BRIEF HISTORY OF JEWS AND QUEERS IN SAN FRANCISCO

Historically, the San Francisco Bay Area has been home to thousands of LGBTQIA+ Jews, many of whom have been engaged in important efforts that have impacted Jewish and non-Jewish communities in the region and beyond.

San Francisco’s unofficial label as the “Gay Capital of the World” is worn by many locals as a badge of honor. The city has long been a cradle of American culture from Bohemians to Beats, hippies to hackers. This urban center has also been a longtime leader in the fight for the human rights of gay, lesbian, transgender, and other queer people, serving as a queer sanctuary of sorts.

Historical giants like Harvey Milk, the first openly gay person to be elected to public office in California, have often been the subjects of a well-documented histories highlighting the contributions of queer Jews to San Francisco’s rich tapestry. But lesser known, and arguably just as significant, are the many grassroots organizers and others whose impact has made important contributions to the Jewish and Queer histories of this area as well.
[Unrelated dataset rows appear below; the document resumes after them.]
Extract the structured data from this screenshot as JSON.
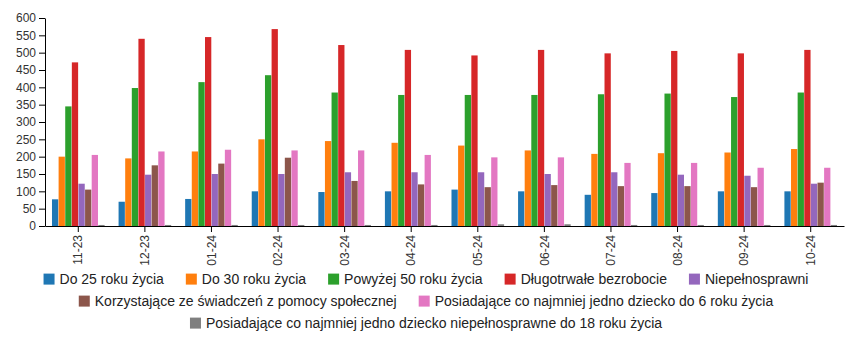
{
  "chart_data": {
    "type": "bar",
    "categories": [
      "11-23",
      "12-23",
      "01-24",
      "02-24",
      "03-24",
      "04-24",
      "05-24",
      "06-24",
      "07-24",
      "08-24",
      "09-24",
      "10-24"
    ],
    "series": [
      {
        "name": "Do 25 roku życia",
        "color": "#1f77b4",
        "values": [
          77,
          70,
          78,
          100,
          98,
          100,
          105,
          100,
          90,
          95,
          100,
          100
        ]
      },
      {
        "name": "Do 30 roku życia",
        "color": "#ff7f0e",
        "values": [
          200,
          195,
          215,
          250,
          245,
          240,
          232,
          218,
          208,
          210,
          212,
          222
        ]
      },
      {
        "name": "Powyżej 50 roku życia",
        "color": "#2ca02c",
        "values": [
          345,
          398,
          415,
          435,
          385,
          378,
          378,
          378,
          380,
          382,
          372,
          385
        ]
      },
      {
        "name": "Długotrwałe bezrobocie",
        "color": "#d62728",
        "values": [
          472,
          540,
          545,
          568,
          522,
          508,
          492,
          508,
          498,
          505,
          498,
          508
        ]
      },
      {
        "name": "Niepełnosprawni",
        "color": "#9467bd",
        "values": [
          122,
          148,
          150,
          150,
          155,
          155,
          155,
          150,
          155,
          148,
          145,
          122
        ]
      },
      {
        "name": "Korzystające ze świadczeń z pomocy społecznej",
        "color": "#8c564b",
        "values": [
          105,
          175,
          180,
          197,
          130,
          120,
          112,
          118,
          115,
          115,
          112,
          125
        ]
      },
      {
        "name": "Posiadające co najmniej jedno dziecko do 6 roku życia",
        "color": "#e377c2",
        "values": [
          205,
          215,
          220,
          218,
          218,
          205,
          198,
          198,
          182,
          182,
          168,
          168
        ]
      },
      {
        "name": "Posiadające co najmniej jedno dziecko niepełnosprawne do 18 roku życia",
        "color": "#7f7f7f",
        "values": [
          3,
          3,
          3,
          3,
          3,
          3,
          5,
          5,
          3,
          3,
          3,
          3
        ]
      }
    ],
    "ylim": [
      0,
      600
    ],
    "yticks": [
      0,
      50,
      100,
      150,
      200,
      250,
      300,
      350,
      400,
      450,
      500,
      550,
      600
    ],
    "grid": false,
    "legend": "bottom"
  }
}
This Mapping Jewish San Francisco exhibit and the stories shared herein help to enhance this much larger aspect of the Bay Area history. "Honoring Our Queer Elders" is a showcase chronicling quiet courage and noisy protest, centering a small selection of local heroes and steadfast activists who have dedicated their lives to making a better future for generations to come.

A NOTE ABOUT THE TERM "QUEER"

Throughout this exhibit, we have chosen to refer to people with marginalized identities in terms of gender, sex, and sexuality — more specifically, individuals who identify as lesbian, gay, bisexual, transgender, intersex, non-gender conforming, non-sexually conforming, genderqueer, gender expansive, and other related terms — as queer.[1]

Some find this term problematic, in particular those unfamiliar with the academic field of Queer Studies, pre-Millennials, and those not living in the San Francisco Bay Area and elsewhere in California, where this label is common. At the same time, it is arguably problematic to group distinct social identities under any umbrella term, whether “queer" or "LGBTQIQ" (or, for that matter, "Jew," a relevant note given that this website focuses on Jewish San Francisco). Some contend that no signifier-linked framework rooted in binaries can ever capture the ambiguity, fluidity, and ever-changing meanings of social identities connected to gender, sex, and sexuality.

We use the term queer in this exhibit for two reasons above all others. First, all of these individuals live in the San Francisco Bay Area, where this term is normalized and typically used.

Second, as explained in the introduction to a prayer book published by Congregation Sha'ar Zahav, Siddur Sha'ar Zahav, "Queer-identified is a label that many people use to describe themselves, aiming to reappropriate a term that once was used only in a derogatory fashion. We recognize that the term may elicit strong feelings. For people who suffered harassment and injury while being called 'queer,' the term may serve to bring back the pain of those times." Using the term queer herein intends to be positive and inclusive, and "recognize[es] that language and identity evolve over time.”[2]


[1] This section is paraphrased from the following source and is being used with the permission of the author: Aaron J. Hahn Tapper, Judaisms: A Twenty-First-Century Introduction to Jews and Jewish Identities (Oakland, CA: University of California Press, 2016), 10.
[2] Michael Tyler and Leslie Kane, eds., Siddur Sha’ar Zahav (San Francisco: Congregation Sha’ar Zahav, 2009), viii.